Que se passera-t-il à la fin de l’exclusivité ? Grâce à la promotion du premier opérateur, à la beauté du terminal, de son système d’exploitation et des applications offrant des services dont personne ne pourrait plus se passer…(et aussi des revenus ramenés par les forfaits données), tous ses concurrents voudront l’imiter… La première référence devient la meilleure publicité pour Apple. Son terminal adopté par tous devenant LA référence.
Dès lors Apple prend définitivement la main sur l’offre de services, tout en continuant à rentabiliser son offre de contenus – de back office.
D’un point de vue stratégique c’est imparable…jusqu’à l’arrivée du trublion Google et de son système d’exploitation mobile: Androïd.

Quel est le métier de Google ?

Androïd et les fabricants de terminaux

Vendre de la publicité ciblée sur les données, tous les types de données: Vos documents, vos email, vos contacts, vos appels téléphoniques, vos news… et j’en passe.

On confie à Google ses données moyennant un accès à des services gratuits (excellents, du moins à mes yeux).

Que se passe-t-il pour Google à chaque fois que surgit une nouvelle plateforme ? Il dépense de l’argent pour pouvoir supporter cette plateforme et lui donner accès à son nuage d’applications… donc ce n’est pas positif pour lui, cela fragmente son marché de terminaux « clients » potentiels, et engendre des couts de développement afin de faire en sorte que cette plateforme puisse  synchroniser ses données… les nôtres avec ses serveurs.

C’est là, que réside LA différence majeure avec Apple, et  elle  amènera une véritable inversion en comparaison du modèle IPhone.

Apple se bat pour pousser son offre de contenus, Google pour pouvoir continuer à héberger nos données personnelles… et dieu sait que sur un téléphone portable, des données personnelles, il n’y a que ça.

Pour faire plus simple, Apple se bat pour du trafic entrant depuis son ITunes Store vers votre téléphone, Google se bat pour du trafic sortant depuis votre téléphone vers son nuage d’applications… tous les deux offrant des services applicatifs à très forte valeur ajoutée.

Apple compte sur les opérateurs de téléphonie, et Google sur les fabricants de terminaux, donc les concurrents d’Apple !

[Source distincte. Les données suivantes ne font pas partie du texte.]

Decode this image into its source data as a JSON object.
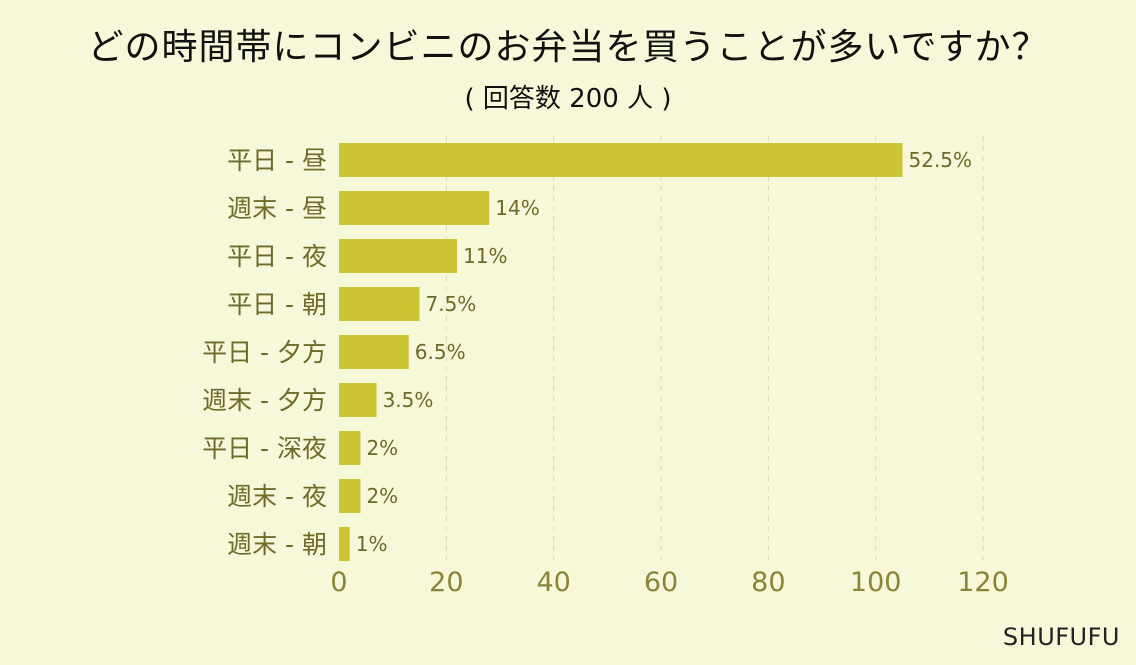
{
  "title": "どの時間帯にコンビニのお弁当を買うことが多いですか？",
  "subtitle": "( 回答数 200 人 )",
  "brand": "SHUFUFU",
  "chart_data": {
    "type": "bar",
    "orientation": "horizontal",
    "title": "どの時間帯にコンビニのお弁当を買うことが多いですか？",
    "subtitle": "( 回答数 200 人 )",
    "categories": [
      "平日 - 昼",
      "週末 - 昼",
      "平日 - 夜",
      "平日 - 朝",
      "平日 - 夕方",
      "週末 - 夕方",
      "平日 - 深夜",
      "週末 - 夜",
      "週末 - 朝"
    ],
    "values": [
      105,
      28,
      22,
      15,
      13,
      7,
      4,
      4,
      2
    ],
    "value_labels": [
      "52.5%",
      "14%",
      "11%",
      "7.5%",
      "6.5%",
      "3.5%",
      "2%",
      "2%",
      "1%"
    ],
    "xlim": [
      0,
      120
    ],
    "xticks": [
      0,
      20,
      40,
      60,
      80,
      100,
      120
    ],
    "grid": true,
    "bar_color": "#cbc433",
    "background": "#f7f7d9"
  }
}
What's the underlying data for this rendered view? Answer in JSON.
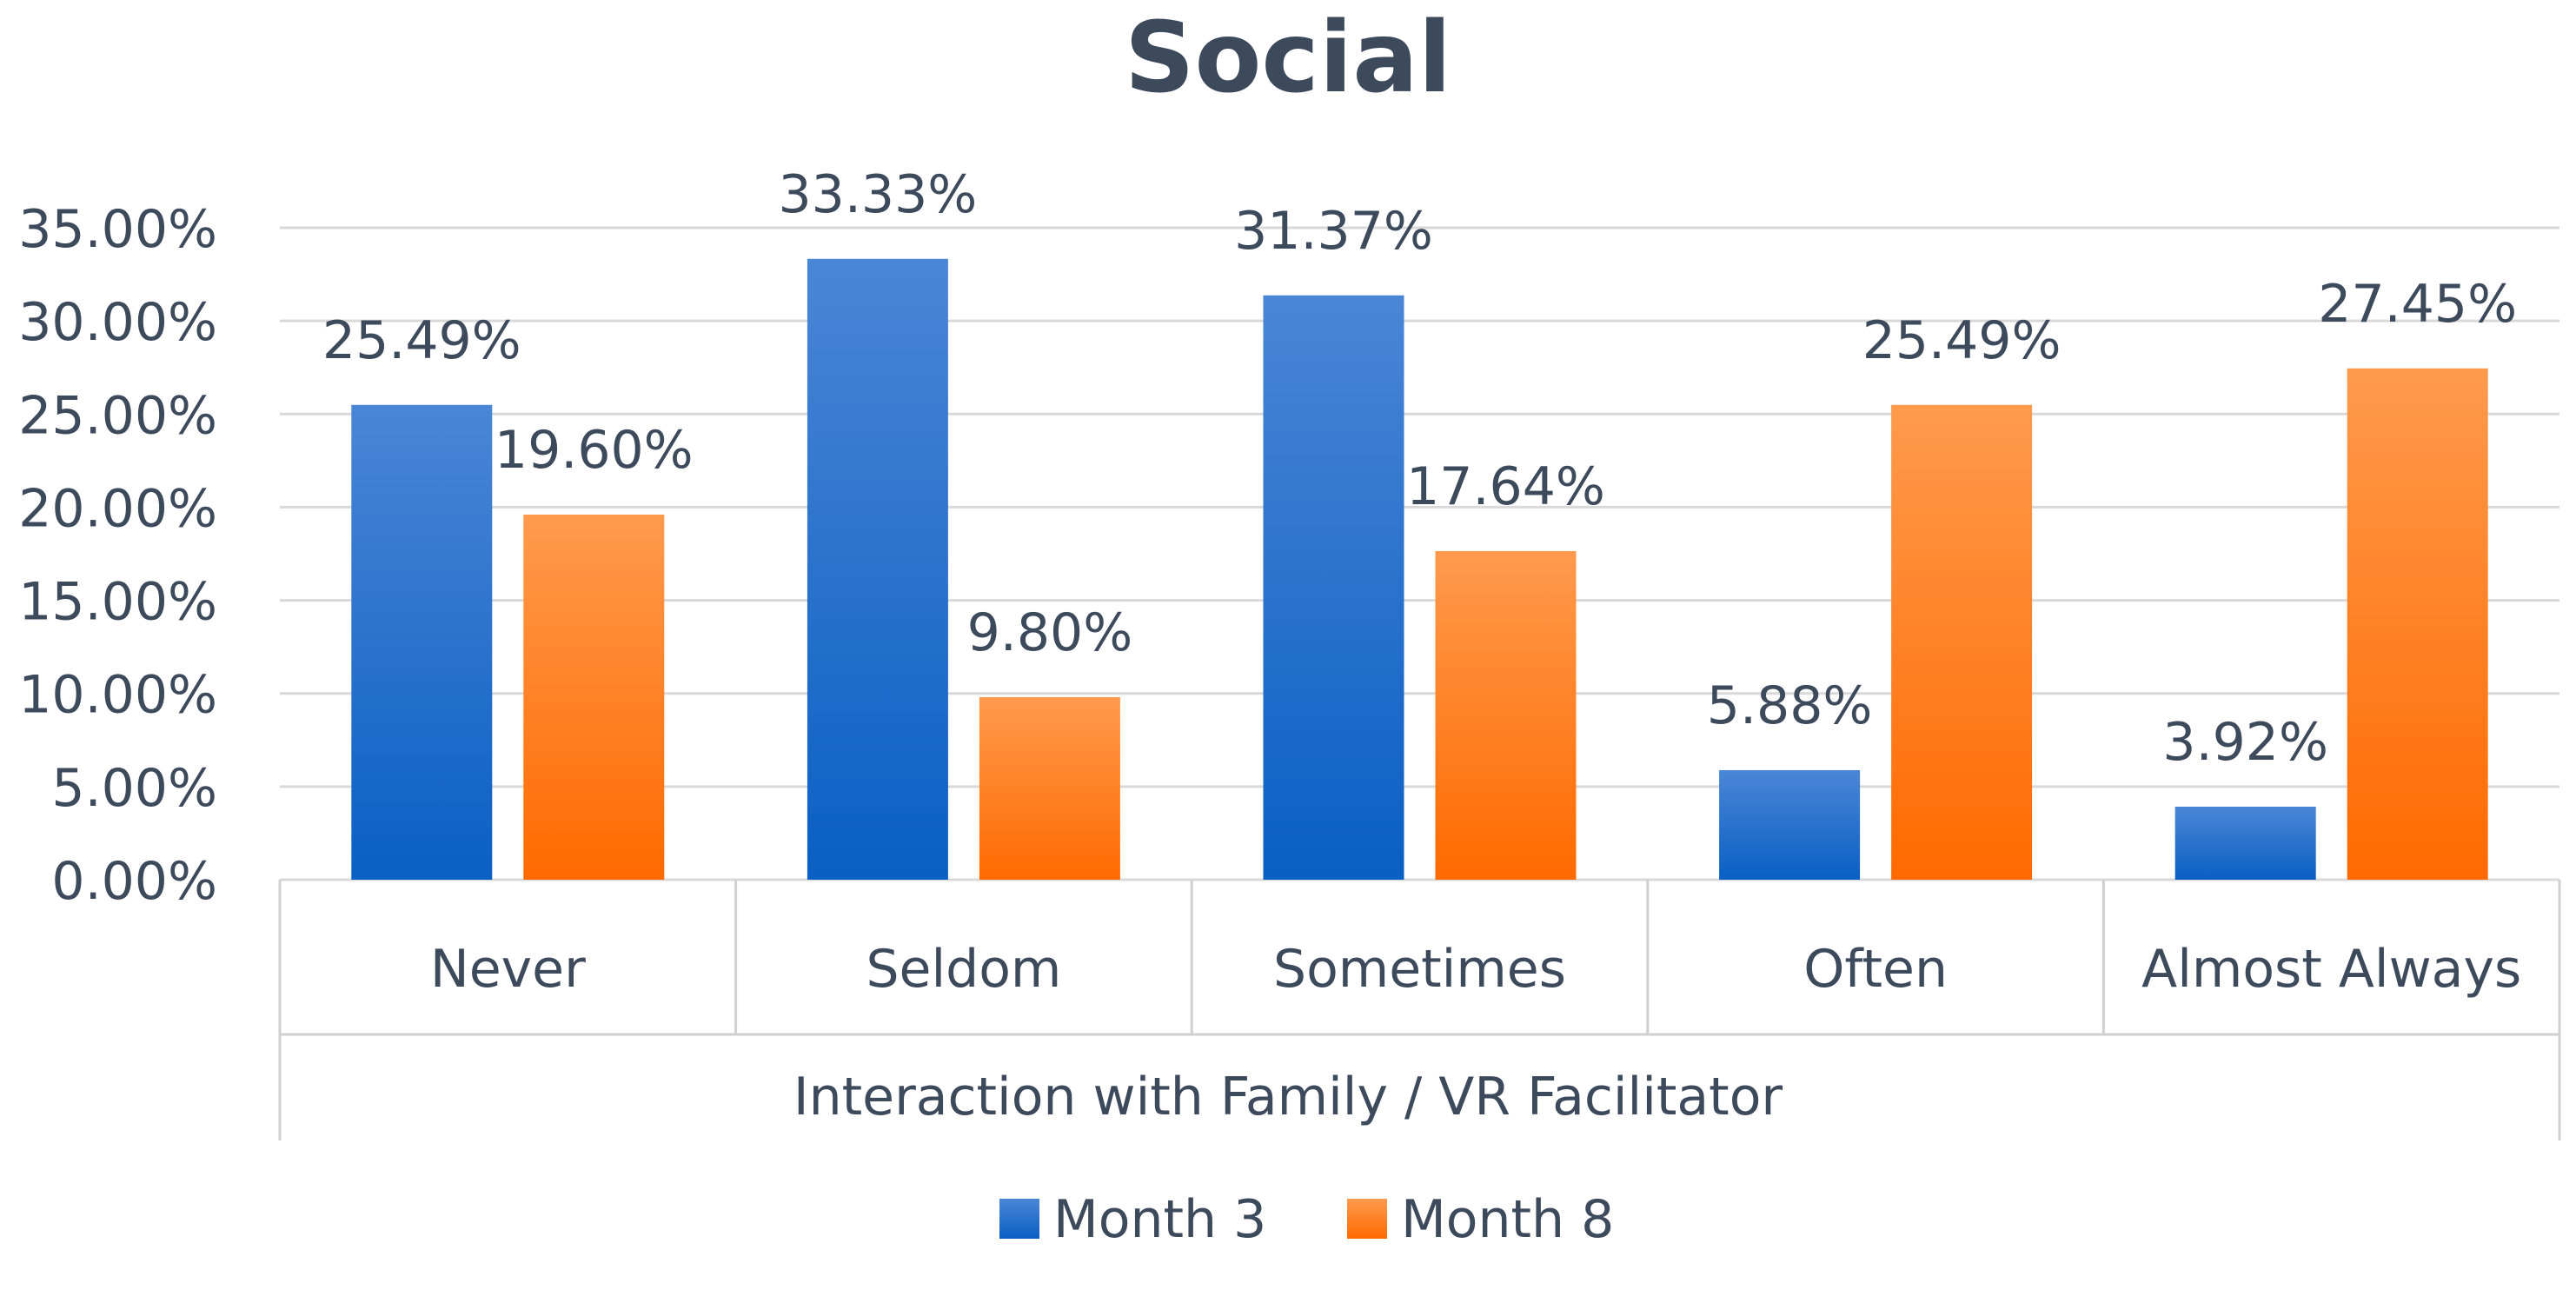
{
  "chart_data": {
    "type": "bar",
    "title": "Social",
    "xlabel": "Interaction with Family / VR Facilitator",
    "ylabel": "",
    "categories": [
      "Never",
      "Seldom",
      "Sometimes",
      "Often",
      "Almost Always"
    ],
    "series": [
      {
        "name": "Month 3",
        "values": [
          25.49,
          33.33,
          31.37,
          5.88,
          3.92
        ],
        "labels": [
          "25.49%",
          "33.33%",
          "31.37%",
          "5.88%",
          "3.92%"
        ],
        "color_top": "#4a86d6",
        "color_bottom": "#0a5fc4"
      },
      {
        "name": "Month 8",
        "values": [
          19.6,
          9.8,
          17.64,
          25.49,
          27.45
        ],
        "labels": [
          "19.60%",
          "9.80%",
          "17.64%",
          "25.49%",
          "27.45%"
        ],
        "color_top": "#ff9a4d",
        "color_bottom": "#ff6a00"
      }
    ],
    "ylim": [
      0,
      35
    ],
    "yticks": [
      0,
      5,
      10,
      15,
      20,
      25,
      30,
      35
    ],
    "ytick_labels": [
      "0.00%",
      "5.00%",
      "10.00%",
      "15.00%",
      "20.00%",
      "25.00%",
      "30.00%",
      "35.00%"
    ],
    "grid": true,
    "legend_position": "bottom-center",
    "colors": {
      "text": "#3d4a5c",
      "title": "#3d4a5c",
      "grid": "#d9d9d9",
      "axis": "#d0d0d0"
    }
  }
}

Pour augmenter le nombre de terminaux compatibles à moindre frais avec ses applications, Google propose l’inverse d’Apple, un système d’exploitation gratuit pour tous les fabricants de terminaux, à eux dès lors de faire le travail de promotion vers les opérateurs de téléphonie mobile.
Et comment un fabricant de terminal pourra-t-il alors se différencier d’un autre me direz vous, pour attirer son client: l’opérateur de téléphonie ?

Grâce à la gratuité du système d’exploitation… je m’explique.

  • Le fabricant de terminaux (HTC avec son modèle HERO et Motorola avec son DROID pour reprendre les deux derniers terminaux d’actualité au moment ou j’écris ces lignes) ne vont pas investir sur le système d’exploitation.
  • Ils l’ont déjà, pour rien. Ils vont miser sur une plateforme matérielle – offrant une différence de performances par le truchement d’un processeur plus puissant (par exemple) – ainsi que sur la personnalisation de l’interface et de son orientation en terme de services (orientée emails ou réseaux sociaux).

Un seul OS, de nombreuses interfaces, et de multiples plateformes matérielles…toutes pointant vers un seul nuage de services, celui de Google, sur base de la plateforme de Google.

L’opérateur, lui se cantonne toujours dans son métier de fournisseur de tuyaux, comptabilisant l’octet passant par lui.
Comme avec Apple, il distribue un terminal et des services innovants, le risque étant pris cette fois par Google qui fournit le système d’exploitation, ainsi que le magasin en ligne recensant les applications compatibles.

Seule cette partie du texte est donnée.